Ulisse. I clerici vagantes. I grand tour del settecento.

Oggi però, nell’era del low cost e dei pacchetti tutto compreso, il viaggio vero -quello che ti segna e ti insegna- è merce sempre più rara, e nessun tour operator ce l’ha nei suoi cataloghi.

Tuttavia, viaggiare non è sempre questione di chilometri, come suggerisce “ Ma che ci faccio qui!”, poetico lungometraggio d’esordio di Francesco Amato. A volte si può viaggiare anche con la testa, scoprire mondi nuovi e misteriosi dietro l’angolo e rimanerne segnati come se si fosse scoperto un nuovo continente.

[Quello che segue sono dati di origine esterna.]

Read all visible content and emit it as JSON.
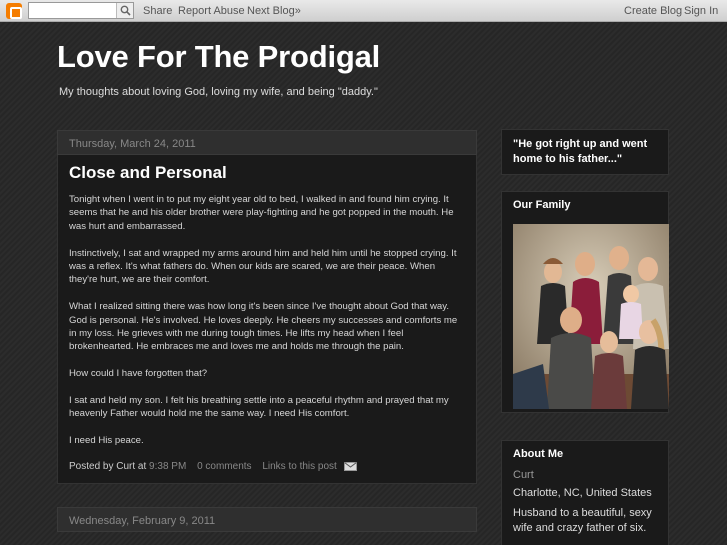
{
  "navbar": {
    "search_placeholder": "",
    "share": "Share",
    "report_abuse": "Report Abuse",
    "next_blog": "Next Blog»",
    "create_blog": "Create Blog",
    "sign_in": "Sign In"
  },
  "header": {
    "title": "Love For The Prodigal",
    "description": "My thoughts about loving God, loving my wife, and being \"daddy.\""
  },
  "post": {
    "date": "Thursday, March 24, 2011",
    "title": "Close and Personal",
    "paragraphs": [
      "Tonight when I went in to put my eight year old to bed, I walked in and found him crying.  It seems that he and his older brother were play-fighting and he got popped in the mouth.  He was hurt and embarrassed.",
      "Instinctively, I sat and wrapped my arms around him and held him until he stopped crying.  It was a reflex.  It's what fathers do.  When our kids are scared, we are their peace.  When they're hurt, we are their comfort.",
      "What I realized sitting there was how long it's been since I've thought about God that way.  God is personal.  He's involved.  He loves deeply.  He cheers my successes and comforts me in my loss.  He grieves with me during tough times.  He lifts my head when I feel brokenhearted.  He embraces me and loves me and holds me through the pain.",
      "How could I have forgotten that?",
      "I sat and held my son.  I felt his breathing settle into a peaceful rhythm and prayed that my heavenly Father would hold me the same way.  I need His comfort.",
      "I need His peace."
    ],
    "posted_by": "Posted by Curt at ",
    "time": "9:38 PM",
    "comments": "0 comments",
    "links": "Links to this post"
  },
  "next_post": {
    "date": "Wednesday, February 9, 2011"
  },
  "sidebar": {
    "quote": "\"He got right up and went home to his father...\"",
    "family_title": "Our Family",
    "about_title": "About Me",
    "about_name": "Curt",
    "about_location": "Charlotte, NC, United States",
    "about_text": "Husband to a beautiful, sexy wife and crazy father of six."
  },
  "colors": {
    "background": "#2a2a2a",
    "panel": "#1a1a1a",
    "blogger_orange": "#f57d00"
  }
}
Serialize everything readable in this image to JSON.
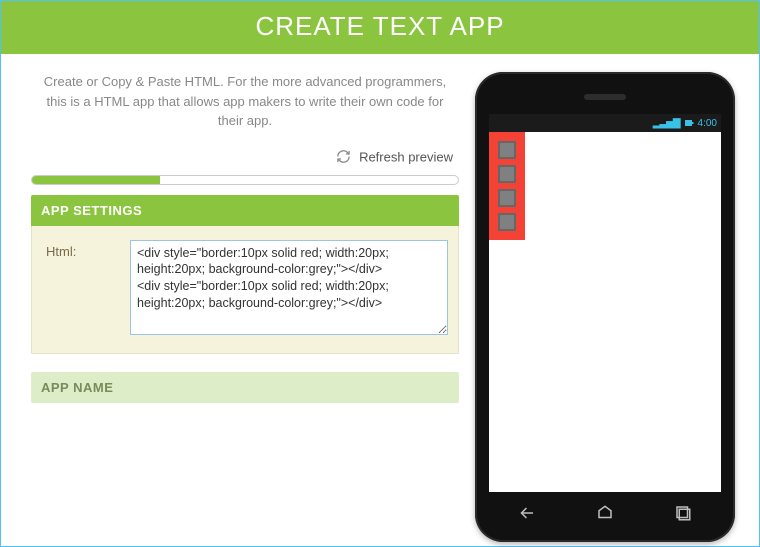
{
  "header": {
    "title": "CREATE TEXT APP"
  },
  "intro": "Create or Copy & Paste HTML. For the more advanced programmers, this is a HTML app that allows app makers to write their own code for their app.",
  "refresh": {
    "label": "Refresh preview"
  },
  "progress": {
    "percent": 30
  },
  "panels": {
    "settings": {
      "title": "APP SETTINGS",
      "html_label": "Html:",
      "html_value": "<div style=\"border:10px solid red; width:20px; height:20px; background-color:grey;\"></div>\n<div style=\"border:10px solid red; width:20px; height:20px; background-color:grey;\"></div>"
    },
    "name": {
      "title": "APP NAME"
    }
  },
  "phone": {
    "status": {
      "time": "4:00",
      "signal": "▂▃▅▇"
    },
    "preview_boxes": 4
  },
  "colors": {
    "accent": "#8bc53f",
    "accent_pale": "#dcedc8",
    "panel_bg": "#f6f3dd"
  }
}
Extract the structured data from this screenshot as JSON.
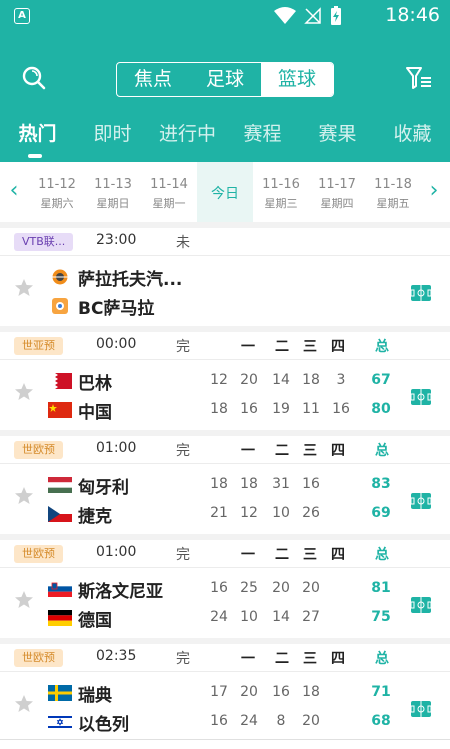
{
  "status_bar": {
    "app_badge": "A",
    "time": "18:46"
  },
  "sport_switch": [
    {
      "label": "焦点",
      "active": false
    },
    {
      "label": "足球",
      "active": false
    },
    {
      "label": "篮球",
      "active": true
    }
  ],
  "tabs": [
    {
      "label": "热门",
      "active": true
    },
    {
      "label": "即时",
      "active": false
    },
    {
      "label": "进行中",
      "active": false
    },
    {
      "label": "赛程",
      "active": false
    },
    {
      "label": "赛果",
      "active": false
    },
    {
      "label": "收藏",
      "active": false
    }
  ],
  "dates": [
    {
      "date": "11-12",
      "weekday": "星期六"
    },
    {
      "date": "11-13",
      "weekday": "星期日"
    },
    {
      "date": "11-14",
      "weekday": "星期一"
    },
    {
      "date": "今日",
      "weekday": "",
      "today": true
    },
    {
      "date": "11-16",
      "weekday": "星期三"
    },
    {
      "date": "11-17",
      "weekday": "星期四"
    },
    {
      "date": "11-18",
      "weekday": "星期五"
    }
  ],
  "quarter_headers": [
    "一",
    "二",
    "三",
    "四",
    "总"
  ],
  "matches": [
    {
      "league": "VTB联...",
      "league_color": "purple",
      "time": "23:00",
      "status": "未",
      "show_quarters": false,
      "home": {
        "name": "萨拉托夫汽...",
        "flag": "club-a"
      },
      "away": {
        "name": "BC萨马拉",
        "flag": "club-b"
      }
    },
    {
      "league": "世亚预",
      "league_color": "orange",
      "time": "00:00",
      "status": "完",
      "show_quarters": true,
      "home": {
        "name": "巴林",
        "flag": "bahrain",
        "scores": [
          "12",
          "20",
          "14",
          "18",
          "3"
        ],
        "total": "67"
      },
      "away": {
        "name": "中国",
        "flag": "china",
        "scores": [
          "18",
          "16",
          "19",
          "11",
          "16"
        ],
        "total": "80"
      }
    },
    {
      "league": "世欧预",
      "league_color": "orange",
      "time": "01:00",
      "status": "完",
      "show_quarters": true,
      "home": {
        "name": "匈牙利",
        "flag": "hungary",
        "scores": [
          "18",
          "18",
          "31",
          "16"
        ],
        "total": "83"
      },
      "away": {
        "name": "捷克",
        "flag": "czech",
        "scores": [
          "21",
          "12",
          "10",
          "26"
        ],
        "total": "69"
      }
    },
    {
      "league": "世欧预",
      "league_color": "orange",
      "time": "01:00",
      "status": "完",
      "show_quarters": true,
      "home": {
        "name": "斯洛文尼亚",
        "flag": "slovenia",
        "scores": [
          "16",
          "25",
          "20",
          "20"
        ],
        "total": "81"
      },
      "away": {
        "name": "德国",
        "flag": "germany",
        "scores": [
          "24",
          "10",
          "14",
          "27"
        ],
        "total": "75"
      }
    },
    {
      "league": "世欧预",
      "league_color": "orange",
      "time": "02:35",
      "status": "完",
      "show_quarters": true,
      "home": {
        "name": "瑞典",
        "flag": "sweden",
        "scores": [
          "17",
          "20",
          "16",
          "18"
        ],
        "total": "71"
      },
      "away": {
        "name": "以色列",
        "flag": "israel",
        "scores": [
          "16",
          "24",
          "8",
          "20"
        ],
        "total": "68"
      }
    }
  ],
  "colors": {
    "primary": "#1fb3a5",
    "league_purple_bg": "#e7dcf7",
    "league_orange_bg": "#fde6c8"
  }
}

Questo succede ad Alessio, liceale scapestrato interpretato con freschezza da Daniele De Angelis : anche se non va lontano in sella al suo scooter sgangherato, si allontana di anni luce dal suo mondo e alla fine del suo non-viaggio è cresciuto, è cambiato, e soprattutto, ha viaggiato per davvero.

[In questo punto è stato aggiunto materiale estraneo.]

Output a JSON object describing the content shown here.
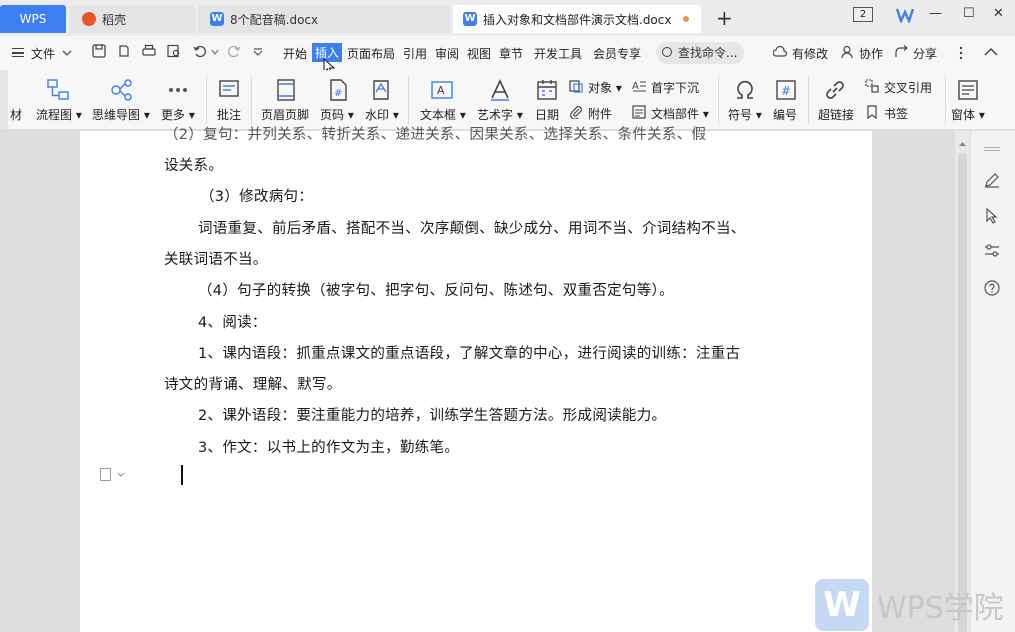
{
  "titlebar": {
    "tabs": [
      {
        "label": "WPS"
      },
      {
        "label": "稻壳"
      },
      {
        "label": "8个配音稿.docx"
      },
      {
        "label": "插入对象和文档部件演示文档.docx"
      }
    ],
    "add_tab": "+",
    "window_count": "2",
    "minimize": "—",
    "maximize": "☐",
    "close": "✕"
  },
  "menubar": {
    "file": "文件",
    "items": [
      "开始",
      "插入",
      "页面布局",
      "引用",
      "审阅",
      "视图",
      "章节",
      "开发工具",
      "会员专享"
    ],
    "active": "插入",
    "search_placeholder": "查找命令...",
    "right": [
      "有修改",
      "协作",
      "分享"
    ]
  },
  "ribbon": {
    "material": "材",
    "flowchart": "流程图",
    "mindmap": "思维导图",
    "more": "更多",
    "comment": "批注",
    "header_footer": "页眉页脚",
    "page_number": "页码",
    "watermark": "水印",
    "textbox": "文本框",
    "wordart": "艺术字",
    "date": "日期",
    "object": "对象",
    "attachment": "附件",
    "dropcap": "首字下沉",
    "doc_parts": "文档部件",
    "symbol": "符号",
    "numbering": "编号",
    "hyperlink": "超链接",
    "cross_ref": "交叉引用",
    "bookmark": "书签",
    "window": "窗体"
  },
  "document": {
    "lines": [
      "（2）复句：并列关系、转折关系、递进关系、因果关系、选择关系、条件关系、假",
      "设关系。",
      "（3）修改病句：",
      "词语重复、前后矛盾、搭配不当、次序颠倒、缺少成分、用词不当、介词结构不当、",
      "关联词语不当。",
      "（4）句子的转换（被字句、把字句、反问句、陈述句、双重否定句等）。",
      "4、阅读：",
      "1、课内语段：抓重点课文的重点语段，了解文章的中心，进行阅读的训练：注重古",
      "诗文的背诵、理解、默写。",
      "2、课外语段：要注重能力的培养，训练学生答题方法。形成阅读能力。",
      "3、作文：以书上的作文为主，勤练笔。"
    ]
  },
  "watermark": {
    "logo": "W",
    "text": "WPS学院"
  }
}
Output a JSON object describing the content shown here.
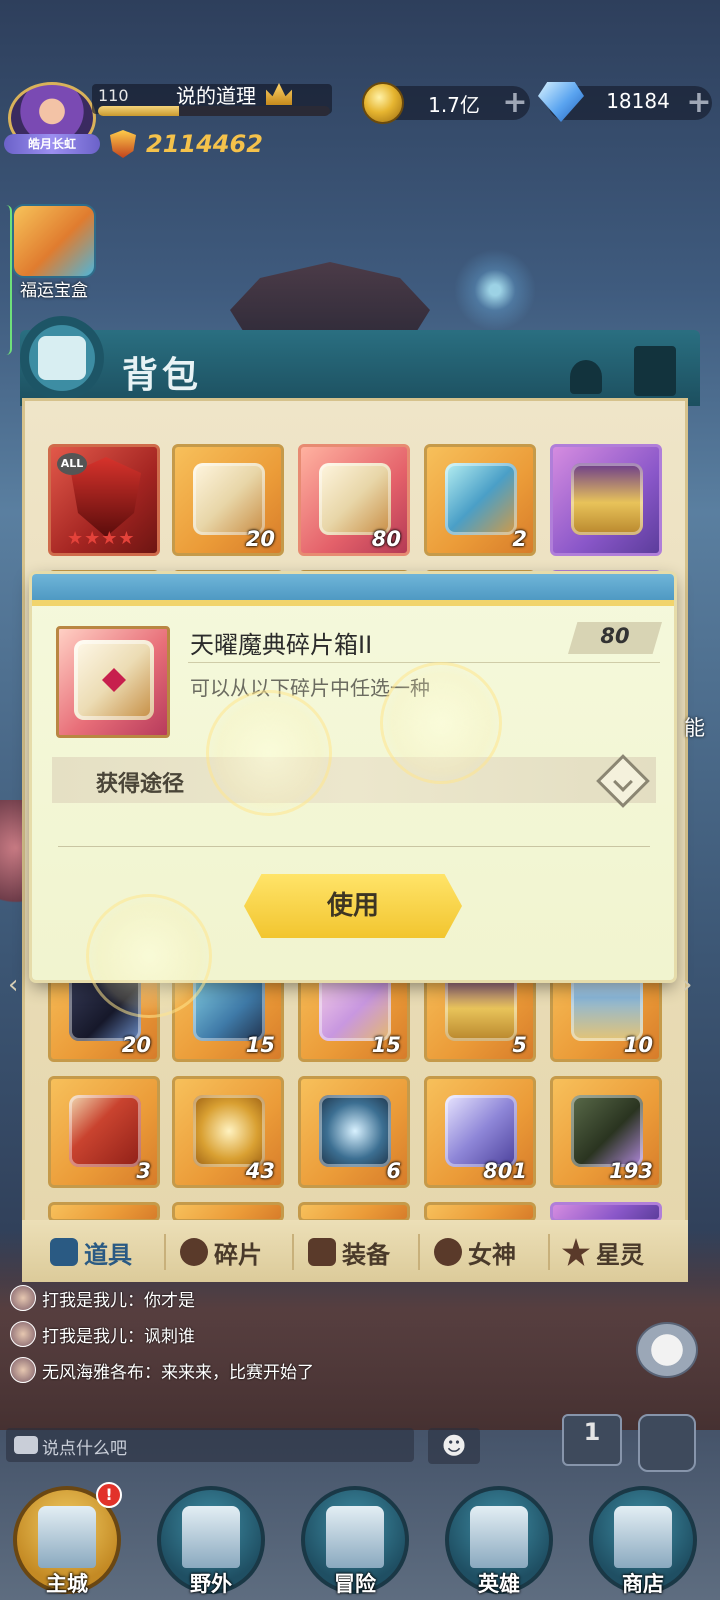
{
  "player": {
    "avatar_title": "皓月长虹",
    "level": "110",
    "name": "说的道理",
    "exp_progress": 0.35,
    "power": "2114462"
  },
  "currency": {
    "gold": "1.7亿",
    "gems": "18184",
    "plus": "+"
  },
  "side": {
    "lucky_box_label": "福运宝盒",
    "right_label": "能"
  },
  "bag": {
    "title": "背包",
    "row1": [
      {
        "icon": "demon-mask-icon",
        "badge": "ALL",
        "stars": "★★★★",
        "qty": ""
      },
      {
        "icon": "white-chest-icon",
        "qty": "20"
      },
      {
        "icon": "grimoire-fragment-box-icon",
        "qty": "80"
      },
      {
        "icon": "crystal-icon",
        "qty": "2"
      },
      {
        "icon": "gold-chest-icon",
        "qty": ""
      }
    ],
    "row3": [
      {
        "icon": "dark-wolf-icon",
        "qty": "20"
      },
      {
        "icon": "card-pack-icon",
        "qty": "15"
      },
      {
        "icon": "puzzle-piece-icon",
        "qty": "15"
      },
      {
        "icon": "purple-chest-icon",
        "qty": "5"
      },
      {
        "icon": "orb-chest-icon",
        "qty": "10"
      }
    ],
    "row4": [
      {
        "icon": "red-card-icon",
        "qty": "3"
      },
      {
        "icon": "golden-compass-icon",
        "qty": "43"
      },
      {
        "icon": "ship-wheel-icon",
        "qty": "6"
      },
      {
        "icon": "purple-crystal-shard-icon",
        "qty": "801"
      },
      {
        "icon": "green-scroll-icon",
        "qty": "193"
      }
    ],
    "tabs": [
      "道具",
      "碎片",
      "装备",
      "女神",
      "星灵"
    ]
  },
  "dialog": {
    "item_title": "天曜魔典碎片箱II",
    "count": "80",
    "description": "可以从以下碎片中任选一种",
    "source_label": "获得途径",
    "use_button": "使用"
  },
  "chat": {
    "lines": [
      {
        "text": "打我是我儿：你才是"
      },
      {
        "text": "打我是我儿：讽刺谁"
      },
      {
        "text": "无风海雅各布：来来来，比赛开始了"
      }
    ],
    "placeholder": "说点什么吧",
    "emoji": "☻",
    "rank_number": "1"
  },
  "nav": [
    {
      "label": "主城",
      "badge": "!"
    },
    {
      "label": "野外"
    },
    {
      "label": "冒险"
    },
    {
      "label": "英雄"
    },
    {
      "label": "商店"
    }
  ],
  "colors": {
    "accent_gold": "#f5c24b",
    "panel_teal": "#2a6f81",
    "use_button": "#f2c52f"
  }
}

In occasione dell’uscita del film nelle sale il 1° Settembre, ho intervistato il regista Francesco Amato e Chiara Boschiero, impegnata nella produzione del film.

 

 

Che cosa vi ha fatto capire che questa era la storia giusta sulla quale lavorare?

 Francesco:

C’erano due cose belle, anzi tre.

La prima: mi incuriosiva e divertiva raccontare la storia di uno sfigato (che non sa assolutamente di esserlo, tipo il grande Bandini di Fante) che cresce e prende coscienza delle cose belle grazie ad una serie di fallimenti. In pratica più sfighe capitano, più lui tenta di superarle: c’è uno spirito caparbio, tenace, cocciuto, ma allo stesso tempo candido ed ingenuo in questo personaggio. C’è una profonda volontà di fare che è poi l’aspetto che più di altri unisce me al protagonista, al film, a questa esperienza faticosa ed entusiasmante.

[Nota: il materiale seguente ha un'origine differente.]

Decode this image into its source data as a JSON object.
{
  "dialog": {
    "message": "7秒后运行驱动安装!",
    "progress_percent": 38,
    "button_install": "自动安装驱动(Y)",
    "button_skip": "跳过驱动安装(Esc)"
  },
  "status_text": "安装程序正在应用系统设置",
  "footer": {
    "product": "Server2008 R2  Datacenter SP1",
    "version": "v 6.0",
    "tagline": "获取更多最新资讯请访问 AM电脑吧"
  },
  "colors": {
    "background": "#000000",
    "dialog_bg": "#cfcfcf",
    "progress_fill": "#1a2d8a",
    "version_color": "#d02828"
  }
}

L’altra cosa bella che ho pensato quando mi è stato prospettato questo progetto, era che questo film lo avrei fatto con i miei compagni di scuola, come me diplomandi al Centro Sperimentale di Cinematografia di Roma, e questo significava non interrompere il percorso che avevamo fatto insieme, ma concretizzarlo in un’esperienza che è stata un dono dio del cinema. L’unica condizione era  quella di avere fiducia l’uno nell’altro e tutti quanti nel regista: la complicità che c’è tra di noi  -l’organizzatrice Chiara Boschiero, la scenografa Marinella Perrotta, il direttore della fotografia Federico Annichiarico, la costumista Medile Saulityte, il fonico Piero Fancellu, il montatore Giggi Mearelli –  ci ha permesso di affrontare e vincere le difficoltà. La terza cosa bella mi sa che me la stai per chiedere…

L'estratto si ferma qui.